Zihnime perçin kokun diye başlardım yazmaya, hala çocuk olsaydım.
Romantik olur, kahkahalar atar, ağlar, güler, aşık da olurdum hatta. Gülüşün bir an olsun diye çakardı deklanşör, anlar zamanı soğuradursun, soğuk bir nehir kenarında sıcağın olmak için yanardım da, eğer hala çocuk olsaydım. Saçmalamazdım mesela. Kelimelerin anlamlarına bir bir bakar en dogru cümleleri kurmaya çalışırdım. Tek bir kişiyi düşünür ona istinaden o da olurdum.
Her bir cümlem başka bir kadının bana ektiği inançsızlık tohumlarının susuzluk çektiği nadas toprağın bir parseli. Sulamaya çalışan her kadına bir parça kalp kırıklığından başka bir şey değilim. Başka hiçbir şey olmak zorunda da değil gibi ivediyim.
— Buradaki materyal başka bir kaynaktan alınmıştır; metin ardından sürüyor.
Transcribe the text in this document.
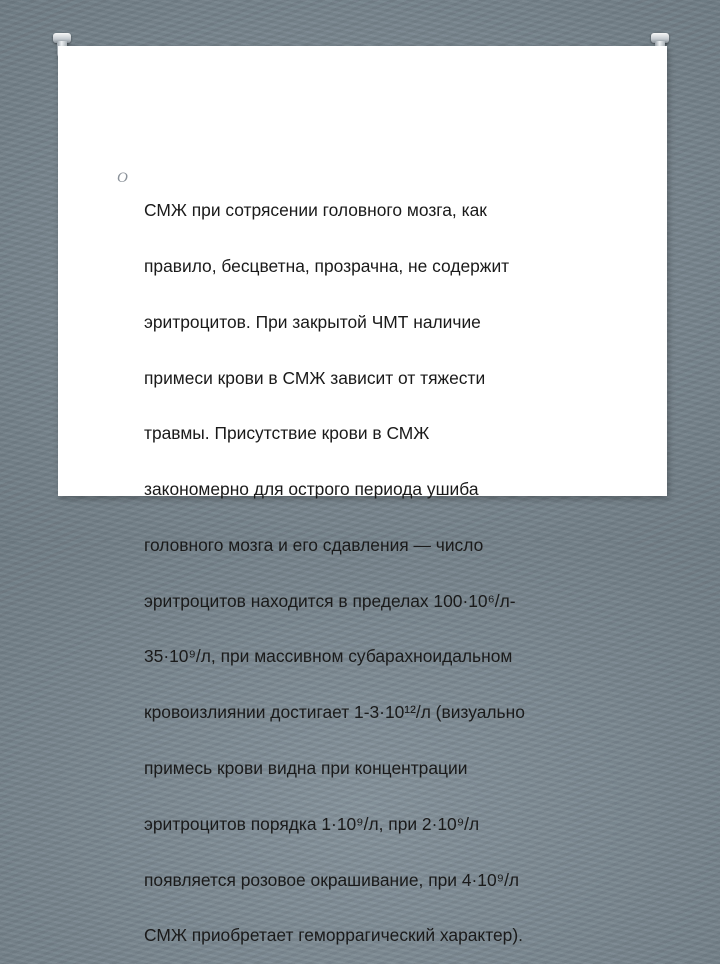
O

СМЖ при сотрясении головного мозга, как

правило, бесцветна, прозрачна, не содержит

эритроцитов. При закрытой ЧМТ наличие

примеси крови в СМЖ зависит от тяжести

травмы. Присутствие крови в СМЖ

закономерно для острого периода ушиба

головного мозга и его сдавления — число

эритроцитов находится в пределах 100·10⁶/л-

35·10⁹/л, при массивном субарахноидальном

кровоизлиянии достигает 1-3·10¹²/л (визуально

примесь крови видна при концентрации

эритроцитов порядка 1·10⁹/л, при 2·10⁹/л

появляется розовое окрашивание, при 4·10⁹/л

СМЖ приобретает геморрагический характер).
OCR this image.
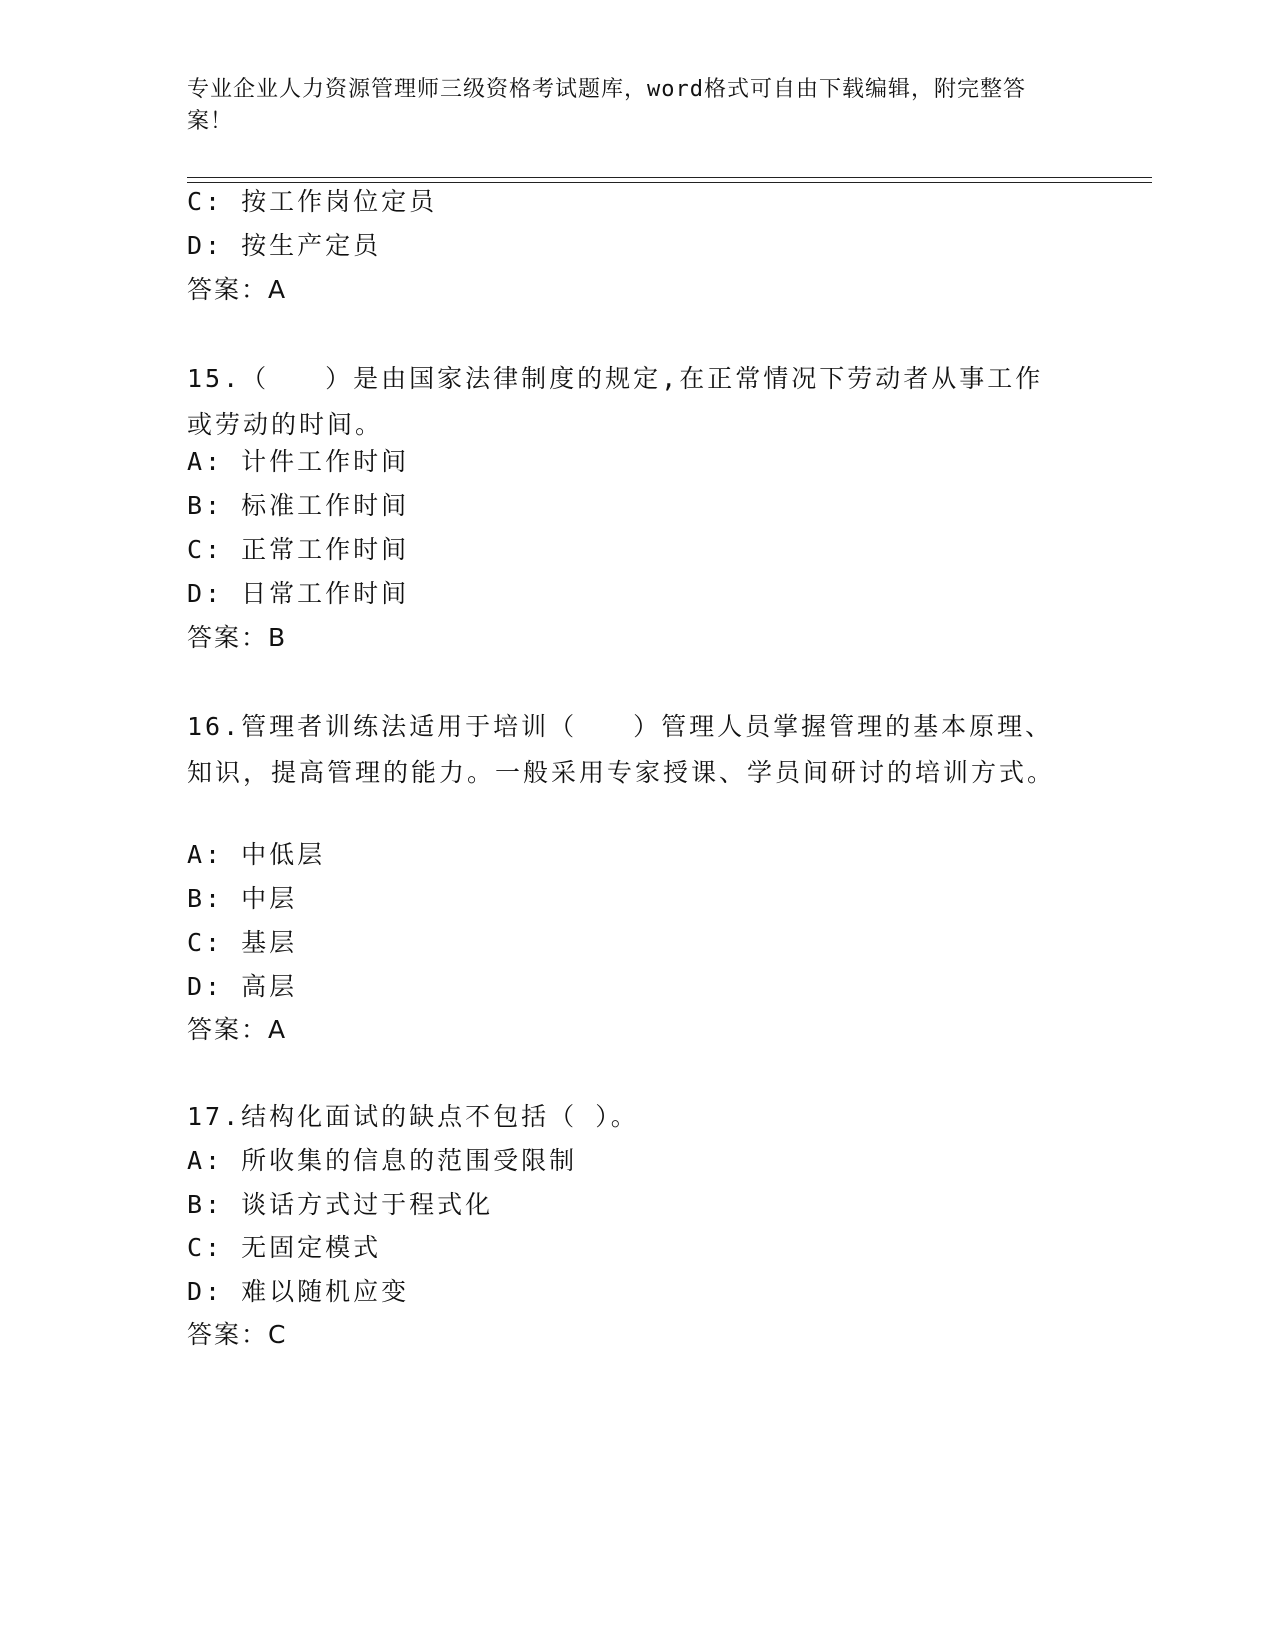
专业企业人力资源管理师三级资格考试题库，word格式可自由下载编辑，附完整答案！
C: 按工作岗位定员
D: 按生产定员
答案：A
15.（　　）是由国家法律制度的规定,在正常情况下劳动者从事工作或劳动的时间。
A: 计件工作时间
B: 标准工作时间
C: 正常工作时间
D: 日常工作时间
答案：B
16.管理者训练法适用于培训（　　）管理人员掌握管理的基本原理、知识，提高管理的能力。一般采用专家授课、学员间研讨的培训方式。
A: 中低层
B: 中层
C: 基层
D: 高层
答案：A
17.结构化面试的缺点不包括（ ）。
A: 所收集的信息的范围受限制
B: 谈话方式过于程式化
C: 无固定模式
D: 难以随机应变
答案：C
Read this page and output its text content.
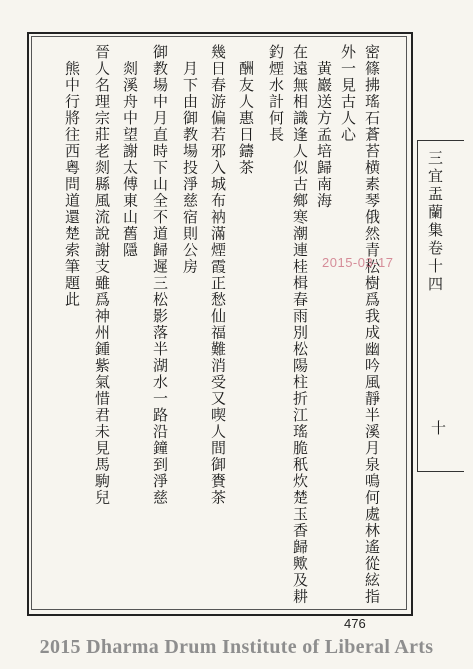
密篠拂瑤石蒼苔横素琴俄然青松樹爲我成幽吟風靜半溪月泉鳴何處林遙從絃指
外一見古人心
　黄巖送方孟培歸南海
在遠無相識逢人似古鄉寒潮連桂楫春雨別松陽柱折江瑤脆秖炊楚玉香歸歟及耕
釣煙水計何長
　酬友人惠日鑄茶
幾日春游偏若邪入城布衲滿煙霞正愁仙福難消受又喫人間御賚茶
　月下由御教場投淨慈宿則公房
御教場中月直時下山全不道歸遲三松影落半湖水一路沿鐘到淨慈
　剡溪舟中望謝太傅東山舊隱
晉人名理宗莊老剡縣風流說謝支雖爲神州鍾紫氣惜君未見馬駒兒
　熊中行將往西粵問道還楚索筆題此	三宜盂蘭集卷十四
十
2015-03-17
476
2015 Dharma Drum Institute of Liberal Arts
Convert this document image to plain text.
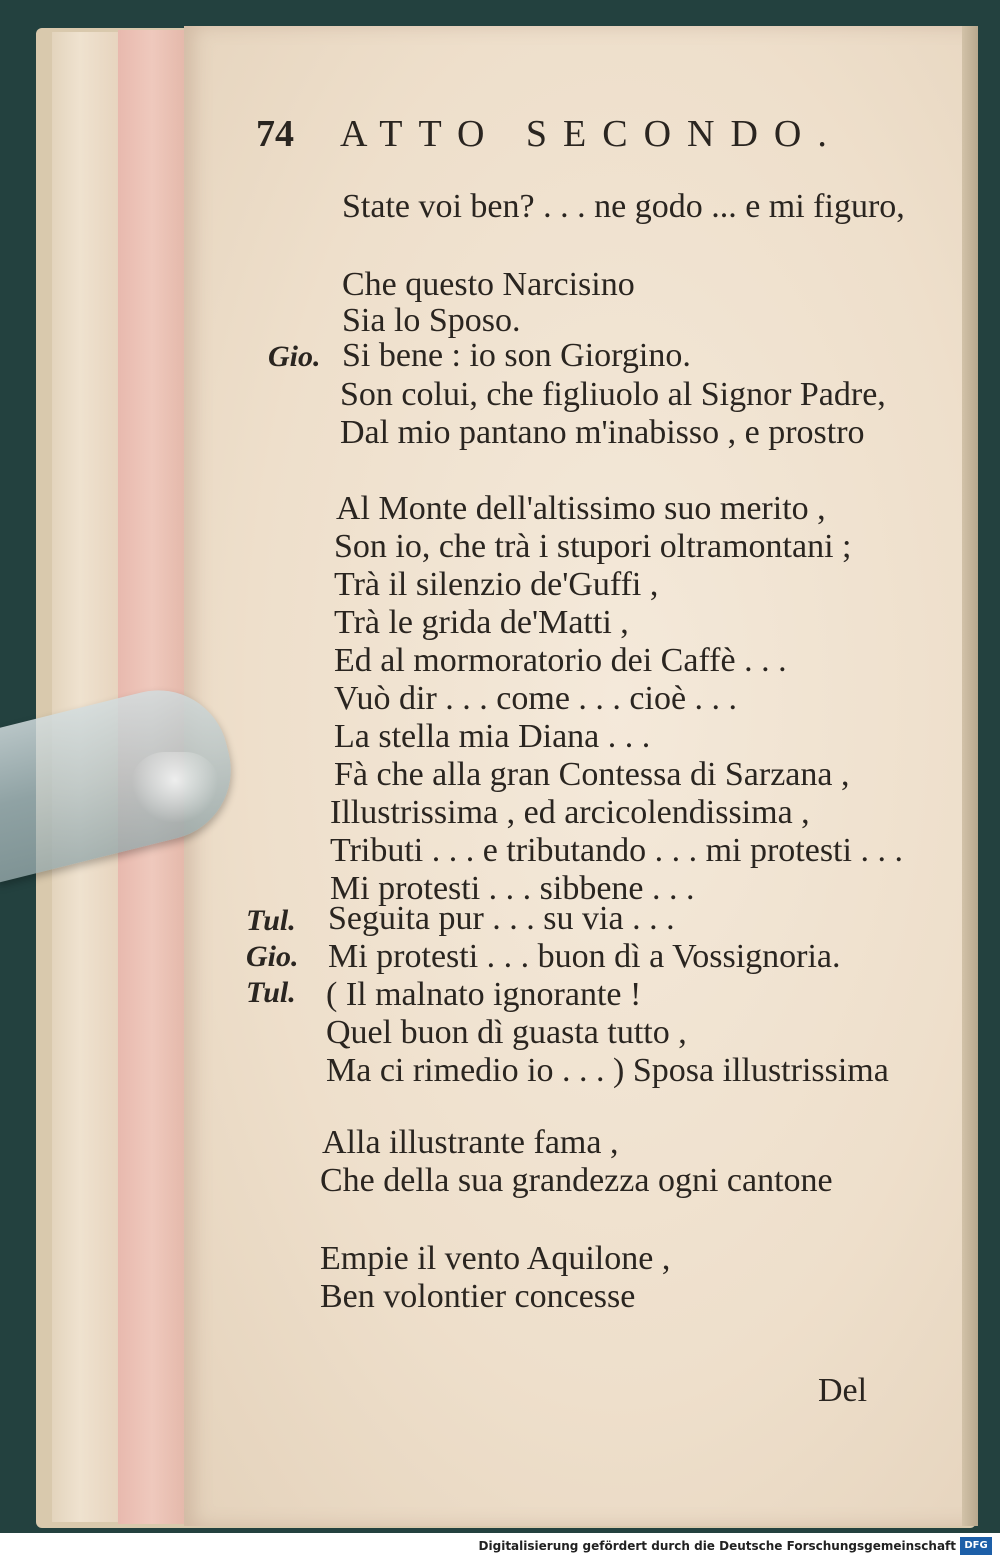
74 ATTO SECONDO.
State voi ben? . . . ne godo ... e mi figuro,
Che questo Narcisino
Sia lo Sposo.
Gio. Si bene : io son Giorgino.
Son colui, che figliuolo al Signor Padre,
Dal mio pantano m'inabisso , e prostro
Al Monte dell'altissimo suo merito ,
Son io, che trà i stupori oltramontani ;
Trà il silenzio de'Guffi ,
Trà le grida de'Matti ,
Ed al mormoratorio dei Caffè . . .
Vuò dir . . . come . . . cioè . . .
La stella mia Diana . . .
Fà che alla gran Contessa di Sarzana ,
Illustrissima , ed arcicolendissima ,
Tributi . . . e tributando . . . mi protesti . . .
Mi protesti . . . sibbene . . .
Tul. Seguita pur . . . su via . . .
Gio. Mi protesti . . . buon dì a Vossignoria.
Tul. ( Il malnato ignorante !
Quel buon dì guasta tutto ,
Ma ci rimedio io . . . ) Sposa illustrissima
Alla illustrante fama ,
Che della sua grandezza ogni cantone
Empie il vento Aquilone ,
Ben volontier concesse
Del
Digitalisierung gefördert durch die Deutsche Forschungsgemeinschaft DFG
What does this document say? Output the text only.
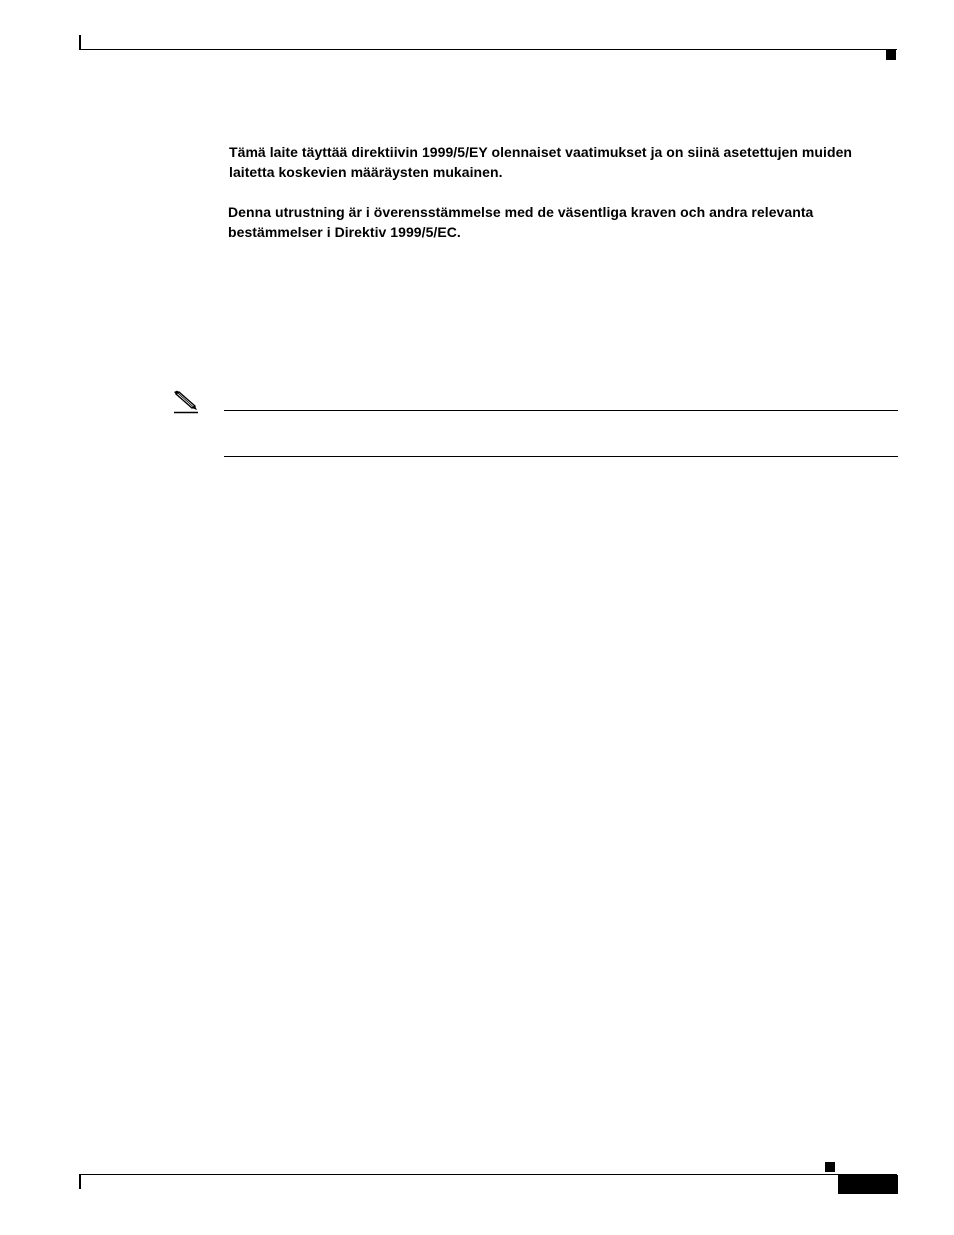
Tämä laite täyttää direktiivin 1999/5/EY olennaiset vaatimukset ja on siinä asetettujen muiden laitetta koskevien määräysten mukainen.

Denna utrustning är i överensstämmelse med de väsentliga kraven och andra relevanta bestämmelser i Direktiv 1999/5/EC.
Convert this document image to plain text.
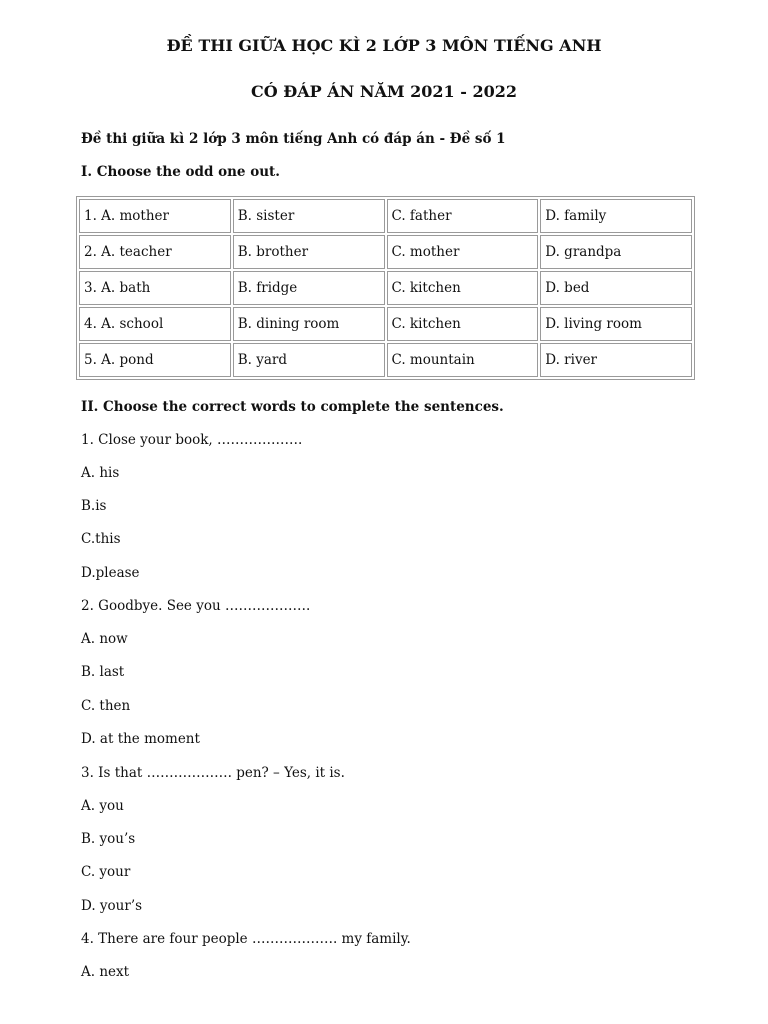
ĐỀ THI GIỮA HỌC KÌ 2 LỚP 3 MÔN TIẾNG ANH
CÓ ĐÁP ÁN NĂM 2021 - 2022

Đề thi giữa kì 2 lớp 3 môn tiếng Anh có đáp án - Đề số 1

I. Choose the odd one out.

1. A. mother	B. sister	C. father	D. family
2. A. teacher	B. brother	C. mother	D. grandpa
3. A. bath	B. fridge	C. kitchen	D. bed
4. A. school	B. dining room	C. kitchen	D. living room
5. A. pond	B. yard	C. mountain	D. river

II. Choose the correct words to complete the sentences.

1. Close your book, ……………….

A. his

B.is

C.this

D.please

2. Goodbye. See you ……………….

A. now

B. last

C. then

D. at the moment

3. Is that ………………. pen? – Yes, it is.

A. you

B. you’s

C. your

D. your’s

4. There are four people ………………. my family.

A. next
Geçmişim geleceğimle yağmur altında sırılsıklam, bense yüzümde piç bir gülümseme ve kalbimin parçaları, kesik yarası dolu ellerim , başka kalbi umursamaz bir eda ile yürüyorum.
Bir beyefendi, bir aşık hatta gerçek üstülüğü ile romantik de olurdum, eğer hala çocuk olsaydım.
Sizler o çocuğa birer tekme attınız sayın sözde matmazel adayları. Öfkeli değilim fakat artık kırılacak bir kalp ile de değilim. Sadece kıracak başka bir kalp arıyorum.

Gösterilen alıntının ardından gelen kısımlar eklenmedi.